The Xyce Parallel Electronic Simulator is a SPICE-compatible circuit simulator, developed internally at Sandia National Laboratories and funded by the National Nuclear Security Administration's Advanced Simulation and Computing (ASC) Campaign. In continuous development since 1999, Xyce is designed to run on large-scale parallel computing platforms, though it also executes efficiently on a variety of architectures, including single processor workstations. As a mature platform for large-scale parallel circuit simulation, Xyce supports standard capabilities available from commercial simulators, in addition to a variety of devices and models specific to Sandia's needs.
Xyce Electronic Simulator™ and Xyce™ are trademarks of National Technology & Engineering Solutions of Sandia, LLC (NTESS).
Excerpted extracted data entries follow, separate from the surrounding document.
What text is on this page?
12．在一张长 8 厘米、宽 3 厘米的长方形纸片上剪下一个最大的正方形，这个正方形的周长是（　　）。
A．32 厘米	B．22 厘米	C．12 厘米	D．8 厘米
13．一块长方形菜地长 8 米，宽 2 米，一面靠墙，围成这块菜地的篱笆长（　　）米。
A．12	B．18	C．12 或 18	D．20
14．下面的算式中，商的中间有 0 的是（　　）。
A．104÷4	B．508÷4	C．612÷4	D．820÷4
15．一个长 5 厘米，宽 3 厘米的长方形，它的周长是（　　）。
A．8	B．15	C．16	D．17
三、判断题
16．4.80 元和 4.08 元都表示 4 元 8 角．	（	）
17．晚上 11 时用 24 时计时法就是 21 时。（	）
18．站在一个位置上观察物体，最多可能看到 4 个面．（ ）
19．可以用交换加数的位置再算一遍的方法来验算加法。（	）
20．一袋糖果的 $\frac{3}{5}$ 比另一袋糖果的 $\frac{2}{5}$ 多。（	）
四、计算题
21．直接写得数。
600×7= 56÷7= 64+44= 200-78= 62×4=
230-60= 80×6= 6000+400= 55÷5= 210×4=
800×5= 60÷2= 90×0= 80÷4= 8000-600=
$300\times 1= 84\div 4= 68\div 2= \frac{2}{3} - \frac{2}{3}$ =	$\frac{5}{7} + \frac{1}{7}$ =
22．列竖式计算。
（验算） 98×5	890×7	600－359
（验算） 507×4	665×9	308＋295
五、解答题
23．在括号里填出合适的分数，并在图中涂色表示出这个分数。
A goal of the Xyce development team is for Xyce to be SPICE-compatible. However, Xyce is not a derivative of SPICE. It was designed and written from scratch in C++, with modular, flexible design as a goal. Xyce also leverages Trilinos, an open-source solver library also under development at Sandia. Trilinos is an effort to develop and implement robust algorithms and enabling technologies using modern object-oriented software design, while still leveraging the value of established libraries such as PETSc, Metis/ParMetis, SuperLU, Aztec, the BLAS and LAPACK. Trilinos includes a number of circuit-specific solvers, including the KLU direct solver.
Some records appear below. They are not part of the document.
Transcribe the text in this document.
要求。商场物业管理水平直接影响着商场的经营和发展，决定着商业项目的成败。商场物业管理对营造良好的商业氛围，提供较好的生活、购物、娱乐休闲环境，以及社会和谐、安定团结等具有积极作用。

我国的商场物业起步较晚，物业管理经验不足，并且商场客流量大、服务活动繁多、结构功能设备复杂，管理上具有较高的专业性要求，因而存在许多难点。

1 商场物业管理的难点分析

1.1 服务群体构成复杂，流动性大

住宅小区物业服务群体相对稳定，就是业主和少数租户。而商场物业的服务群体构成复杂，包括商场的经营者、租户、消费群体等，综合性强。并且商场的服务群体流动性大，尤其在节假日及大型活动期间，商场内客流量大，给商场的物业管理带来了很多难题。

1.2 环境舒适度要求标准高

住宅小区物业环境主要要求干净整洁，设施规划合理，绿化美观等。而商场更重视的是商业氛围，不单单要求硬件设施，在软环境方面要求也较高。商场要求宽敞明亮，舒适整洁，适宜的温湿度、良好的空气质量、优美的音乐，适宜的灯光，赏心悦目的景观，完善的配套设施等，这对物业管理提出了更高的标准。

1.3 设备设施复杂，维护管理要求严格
Xyce is designed and written from the ground up to support large-scale parallel computing architectures. Xyce uses a message-passing implementation (MPI), allowing it to run on serial, shared-memory and distributed-memory parallel systems. Careful attention has been paid to the specific nature of circuit-simulation problems to address optimal parallel efficiency, even as the number of processors increases. Though parallel scaling is problem-specific, Xyce has shown scalability out to hundreds of processors.
Xyce has been designed to use a differential-algebraic equation (DAE) formulation. Among other advantages, this allows the device models to be nearly independent of the analysis type, and it improves encapsulation between the models and the solver layers of the source code. In a SPICE-based code, new device functions are created for each type of analysis. With Xyce’s DAE implementation, this is not necessary. The same device load functions can be used with all analysis methods, resulting in a faster development time for new devices and new analysis types.
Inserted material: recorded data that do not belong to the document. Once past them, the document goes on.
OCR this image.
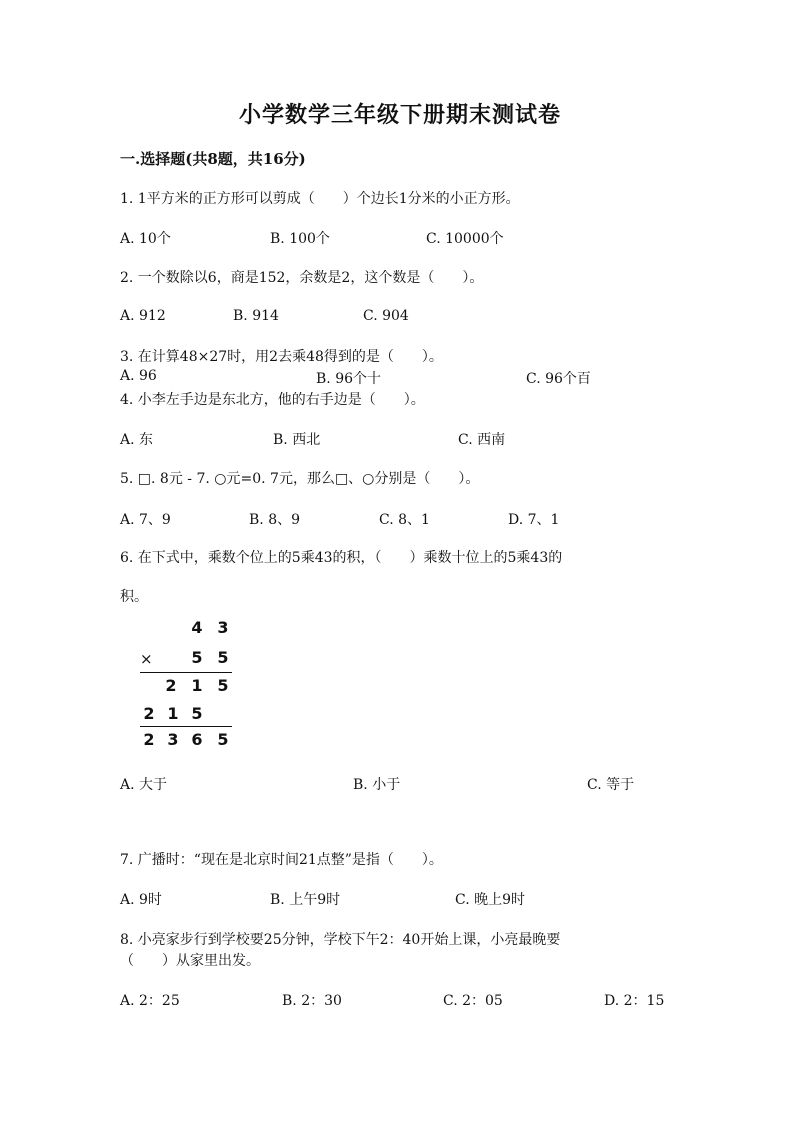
小学数学三年级下册期末测试卷
一.选择题(共8题，共16分)
1. 1平方米的正方形可以剪成（　　）个边长1分米的小正方形。
A. 10个	B. 100个	C. 10000个
2. 一个数除以6，商是152，余数是2，这个数是（　　）。
A. 912	B. 914	C. 904
3. 在计算48×27时，用2去乘48得到的是（　　）。
A. 96	B. 96个十	C. 96个百
4. 小李左手边是东北方，他的右手边是（　　）。
A. 东	B. 西北	C. 西南
5. □. 8元 - 7. ○元=0. 7元，那么□、○分别是（　　）。
A. 7、9	B. 8、9	C. 8、1	D. 7、1
6. 在下式中，乘数个位上的5乘43的积，（　　）乘数十位上的5乘43的
积。
4 3
×	5 5
2 1 5
2 1 5
2 3 6 5
A. 大于	B. 小于	C. 等于
7. 广播时：“现在是北京时间21点整”是指（　　）。
A. 9时	B. 上午9时	C. 晚上9时
8. 小亮家步行到学校要25分钟，学校下午2：40开始上课，小亮最晚要
（　　）从家里出发。
A. 2：25	B. 2：30	C. 2：05	D. 2：15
As a SPICE-compatible tool, Xyce supports standard analysis methods, such as steady-state (DCOP), transient (TRAN) and small-signal frequency domain (AC). A number of more exotic analysis methods have also been implemented, including Harmonic Balance, Multi-Time PDE and model-order reduction methods.
Xyce supports a canonical set of compact models. These include most SPICE3f5 models, and industry standard models, such as: VBIC and FBH bipolar transistor models, various BSIM MOSFET models, the PSP MOSFET model and the VDMOS power MOSFET model. A number of non-traditional models are also implemented that support neuron simulation and reaction networks. In addition, Verilog-A models may be processed into Xyce-compatible C++ code using the ADMS model compiler with the Xyce/ADMS back-end. Finally, a powerful expression capability is included in Xyce, allowing for the parameterization of existing models, or the implementation of user-defined behavioral models directly in the input file. The expression capability includes user-defined functions, conditional expressions and time integration, among other features.